Pelibatan sebanyak mungkin pemangku kepentingan (stakeholders) secara bersama-sama bertanggung jawab dalam penjagaan kawasan lindung (guardianship) dan pengelolaan sumberdaya alam (stewardship) melalui mekanisme pembayaran (transfer payment) dari pengguna air di wilayah hilir (PLTA dan PDAM) kepada penyedia jasa lingkungan (environmental services) sebagai biaya pengganti (replacement cost) merupakan hal yang sangat penting bagi perbaikan lingkungan DAS, terutama di daerah hulu.

Dari uraian terdahulu, maka perumusan masalah adalah sebagai berikut : 1. Perubahan tataguna lahan terutama hutan telah menyebabkan kerusakan

ekosistem DAS Citarum terutama wilayah hulu, sehingga menurunkan kualitas jasa lingkungan yang dihasilkannya seperti pengaturan tata air (debit dan fluktuasi), kualitas air (kimia, fisika dan biologi) dan erosi serta sedimentasi.

2. Degradasi jasa lingkungan yang dihasilkan DAS tersebut selain merugikan penyedia di wilayah hulu (on-site), juga menimbulkan kerugian ekonomi yang signifikan bagi pengguna (PLTA dan PDAM) di wilayah hilir (off-site) sebagai akibat adanya tambahan biaya (marginal cost) dan kehilangan potensi untuk berproduksi maksimal secara konstan pemeliharaan waduk dan turbin

(PLTA), pengerukan sedimen (PLTA dan PDAM), pemakaian bahan kimia (PDAM), pemeliharaan mesin produksi dan pipa distribusi (PDAM). Kehilangan produksi untuk berproduksi maksimal secara konstan antara lain disebabkan debit air rendah (musim kemarau), debit air besar (musim hujan) tidak termanfaatkan maksimal, turbin dan mesin pabrik tidak dapat dioperasikan maksimal.

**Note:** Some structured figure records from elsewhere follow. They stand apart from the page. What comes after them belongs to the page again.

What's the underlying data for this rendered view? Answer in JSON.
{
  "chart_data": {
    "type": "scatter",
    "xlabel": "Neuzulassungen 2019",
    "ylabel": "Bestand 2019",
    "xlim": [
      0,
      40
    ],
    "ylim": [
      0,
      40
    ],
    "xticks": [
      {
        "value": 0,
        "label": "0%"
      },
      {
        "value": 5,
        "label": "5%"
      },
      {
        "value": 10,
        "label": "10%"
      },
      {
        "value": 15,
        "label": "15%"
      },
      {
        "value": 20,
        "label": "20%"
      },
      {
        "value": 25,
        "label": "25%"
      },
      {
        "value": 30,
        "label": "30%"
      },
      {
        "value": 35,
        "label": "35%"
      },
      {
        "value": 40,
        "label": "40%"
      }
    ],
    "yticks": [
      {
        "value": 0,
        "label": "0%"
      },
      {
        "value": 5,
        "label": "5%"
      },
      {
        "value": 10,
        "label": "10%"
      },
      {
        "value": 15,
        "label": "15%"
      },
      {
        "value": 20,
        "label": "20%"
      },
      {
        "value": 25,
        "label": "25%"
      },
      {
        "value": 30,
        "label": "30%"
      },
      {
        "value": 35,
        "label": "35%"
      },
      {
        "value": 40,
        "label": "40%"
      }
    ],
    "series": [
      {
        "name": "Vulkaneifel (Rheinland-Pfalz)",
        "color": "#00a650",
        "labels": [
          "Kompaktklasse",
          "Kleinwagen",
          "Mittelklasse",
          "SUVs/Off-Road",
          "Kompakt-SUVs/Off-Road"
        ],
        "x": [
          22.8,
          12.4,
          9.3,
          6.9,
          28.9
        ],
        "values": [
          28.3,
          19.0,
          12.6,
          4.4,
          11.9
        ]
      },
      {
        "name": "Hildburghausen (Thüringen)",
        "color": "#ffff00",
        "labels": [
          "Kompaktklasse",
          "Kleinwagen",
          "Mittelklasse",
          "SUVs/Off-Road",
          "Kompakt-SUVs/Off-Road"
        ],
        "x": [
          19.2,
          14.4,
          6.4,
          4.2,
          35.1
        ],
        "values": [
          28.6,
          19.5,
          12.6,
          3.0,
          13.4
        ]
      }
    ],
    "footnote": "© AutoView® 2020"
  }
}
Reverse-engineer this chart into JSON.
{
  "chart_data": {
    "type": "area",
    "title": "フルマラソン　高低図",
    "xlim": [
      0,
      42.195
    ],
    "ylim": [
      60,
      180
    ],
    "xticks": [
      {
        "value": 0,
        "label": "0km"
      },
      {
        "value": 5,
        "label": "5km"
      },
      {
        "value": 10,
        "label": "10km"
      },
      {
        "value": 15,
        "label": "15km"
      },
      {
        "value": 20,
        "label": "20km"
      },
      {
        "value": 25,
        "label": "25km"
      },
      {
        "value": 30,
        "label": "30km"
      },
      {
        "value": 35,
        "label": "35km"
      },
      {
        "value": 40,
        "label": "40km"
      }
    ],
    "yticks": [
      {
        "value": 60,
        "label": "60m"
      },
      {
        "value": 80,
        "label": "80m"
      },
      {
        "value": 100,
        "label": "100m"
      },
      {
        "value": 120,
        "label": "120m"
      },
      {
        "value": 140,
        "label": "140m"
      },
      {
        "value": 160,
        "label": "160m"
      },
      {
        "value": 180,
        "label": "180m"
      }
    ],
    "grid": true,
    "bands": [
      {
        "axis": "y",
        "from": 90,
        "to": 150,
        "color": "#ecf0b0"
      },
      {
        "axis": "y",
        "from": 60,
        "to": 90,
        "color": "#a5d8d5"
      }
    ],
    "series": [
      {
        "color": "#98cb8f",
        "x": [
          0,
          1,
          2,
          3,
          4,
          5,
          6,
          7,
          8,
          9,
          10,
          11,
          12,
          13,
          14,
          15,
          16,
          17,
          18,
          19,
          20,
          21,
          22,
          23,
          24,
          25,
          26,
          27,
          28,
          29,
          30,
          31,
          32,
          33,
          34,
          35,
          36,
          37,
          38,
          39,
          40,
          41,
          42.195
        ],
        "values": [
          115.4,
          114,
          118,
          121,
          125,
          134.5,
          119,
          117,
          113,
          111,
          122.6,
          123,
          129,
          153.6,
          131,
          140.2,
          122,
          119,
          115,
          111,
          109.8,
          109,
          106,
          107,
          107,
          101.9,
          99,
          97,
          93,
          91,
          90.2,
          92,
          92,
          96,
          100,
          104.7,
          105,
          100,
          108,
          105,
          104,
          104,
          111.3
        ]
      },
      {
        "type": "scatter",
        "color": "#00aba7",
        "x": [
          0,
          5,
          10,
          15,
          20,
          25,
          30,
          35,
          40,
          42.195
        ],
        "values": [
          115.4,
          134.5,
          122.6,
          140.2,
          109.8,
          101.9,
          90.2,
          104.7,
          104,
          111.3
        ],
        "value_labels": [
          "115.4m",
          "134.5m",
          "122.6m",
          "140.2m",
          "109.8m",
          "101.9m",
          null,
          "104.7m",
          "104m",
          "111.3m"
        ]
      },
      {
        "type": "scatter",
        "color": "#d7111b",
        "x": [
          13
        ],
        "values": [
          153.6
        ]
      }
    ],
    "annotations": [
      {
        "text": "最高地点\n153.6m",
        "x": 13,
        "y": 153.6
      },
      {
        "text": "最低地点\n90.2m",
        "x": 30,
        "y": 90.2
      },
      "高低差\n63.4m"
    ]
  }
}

3. Untuk mengetahui nilai ekonomi jasa lingkungan yang dihasilkan oleh DAS dilakukan valuasi ekonomi. Mengingat jasa lingkungan merupakan public goods, penilaian dilakukan secara tidak langsung (indirect valuation) yaitu dengan menghitung nilai ekonomi total dampak kerusakan ekosistem DAS terhadap pengguna air (PLTA dan PDAM) dengan menggunakan metode atau teknik valuasi biaya pengganti (replacement cost method).